Biometric scanners could be coming to an airport near you

June 27, 2014

Looking to avoid crowds and speed up the screening process when you travel by plane? If you’re willing to provide certain personal information — and pay an annual fee — you can now put biometric scanners to work for you at several airports across the U.S.

The technology is already in place in San Francisco and San Jose, California, as well as Houston, Dallas, and San Antonio, Texas. McCarran International Airport, in Las Vegas, is the latest to offer the service, through a CLEAR company kiosk. And how it works is a lot like the future you may have imagined as a child (if you grew up before anyone you knew you would one day own a personal computer, that is, back when people called the Internet the “World Wide Web”).

biometric

CLEAR kiosks. From Gokis.

According to the LA Times, Clear members, who pay $179 per year for the service, don’t need to wait on long lines to show passports and driver’s licenses before boarding a plane. (How old-fashioned!) Instead, they’re identified by their fingerprints and their irises. That’s right — the pigmented portion of the eye that determines eye color is used as ID. Just like no two person’s fingerprints are identical, there’s no match for an individual’s irises either. Getting beyond the convenience factor, this kind of biometric scanning is a pretty foolproof method of ensuring people are who they say they are when they travel by air.

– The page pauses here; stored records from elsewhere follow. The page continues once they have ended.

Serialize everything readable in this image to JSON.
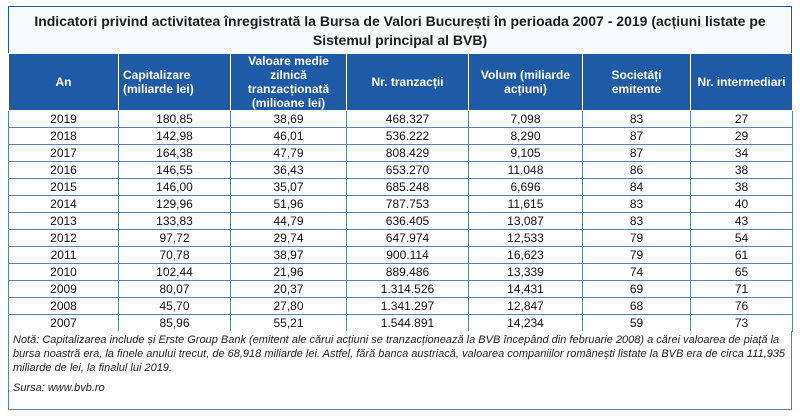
{
  "title": "Indicatori privind activitatea înregistrată la Bursa de Valori București în perioada 2007 - 2019 (acțiuni listate pe Sistemul principal al BVB)",
  "columns": [
    "An",
    "Capitalizare (miliarde lei)",
    "Valoare medie zilnică tranzacționată (milioane lei)",
    "Nr. tranzacții",
    "Volum (miliarde acțiuni)",
    "Societăți emitente",
    "Nr. intermediari"
  ],
  "rows": [
    [
      "2019",
      "180,85",
      "38,69",
      "468.327",
      "7,098",
      "83",
      "27"
    ],
    [
      "2018",
      "142,98",
      "46,01",
      "536.222",
      "8,290",
      "87",
      "29"
    ],
    [
      "2017",
      "164,38",
      "47,79",
      "808.429",
      "9,105",
      "87",
      "34"
    ],
    [
      "2016",
      "146,55",
      "36,43",
      "653.270",
      "11,048",
      "86",
      "38"
    ],
    [
      "2015",
      "146,00",
      "35,07",
      "685.248",
      "6,696",
      "84",
      "38"
    ],
    [
      "2014",
      "129,96",
      "51,96",
      "787.753",
      "11,615",
      "83",
      "40"
    ],
    [
      "2013",
      "133,83",
      "44,79",
      "636.405",
      "13,087",
      "83",
      "43"
    ],
    [
      "2012",
      "97,72",
      "29,74",
      "647.974",
      "12,533",
      "79",
      "54"
    ],
    [
      "2011",
      "70,78",
      "38,97",
      "900.114",
      "16,623",
      "79",
      "61"
    ],
    [
      "2010",
      "102,44",
      "21,96",
      "889.486",
      "13,339",
      "74",
      "65"
    ],
    [
      "2009",
      "80,07",
      "20,37",
      "1.314.526",
      "14,431",
      "69",
      "71"
    ],
    [
      "2008",
      "45,70",
      "27,80",
      "1.341.297",
      "12,847",
      "68",
      "76"
    ],
    [
      "2007",
      "85,96",
      "55,21",
      "1.544.891",
      "14,234",
      "59",
      "73"
    ]
  ],
  "note": "Notă: Capitalizarea include și Erste Group Bank (emitent ale cărui acțiuni se tranzacționează la BVB începând din februarie 2008) a cărei valoarea de piață la bursa noastră era, la finele anului trecut, de 68,918 miliarde lei. Astfel, fără banca austriacă, valoarea companiilor românești listate la BVB era de circa 111,935 miliarde de lei, la finalul lui 2019.",
  "source": "Sursa: www.bvb.ro",
  "colors": {
    "header_bg": "#1f5aa6",
    "border": "#5f7fb0"
  }
}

The CLEAR company’s video about the process makes it all seem very simple and even routine, downplaying the incredible technology at work. It’s not as if biometric scanning is really so unusual these days. Some apartment buildings in New York City have biometric readers outside to allow only residents in. Six Flags even offers a biometric season pass.

Still, this is the stuff of science fiction brought to life. So naturally, there’s a tendency to consider the possible problems that could arise.

In Florida, legislators are concerned about the government collecting biometric information from schoolchildren. There’s a move to ban biometric scanners in schools. Movies, of course, offer plenty more reasons to remain skeptical about this type of technology. Didn’t Tom Cruise’s character have some kind of eye operation to outwit scanners in “Minority Report?” And wasn’t there a movie where a guy cut off another guy’s finger to scan his way through security?

Grisly and otherwise undesirable outcomes aside, however, biometric scanning technology is here to stay, with positive results just as likely. The future, it seems, is now.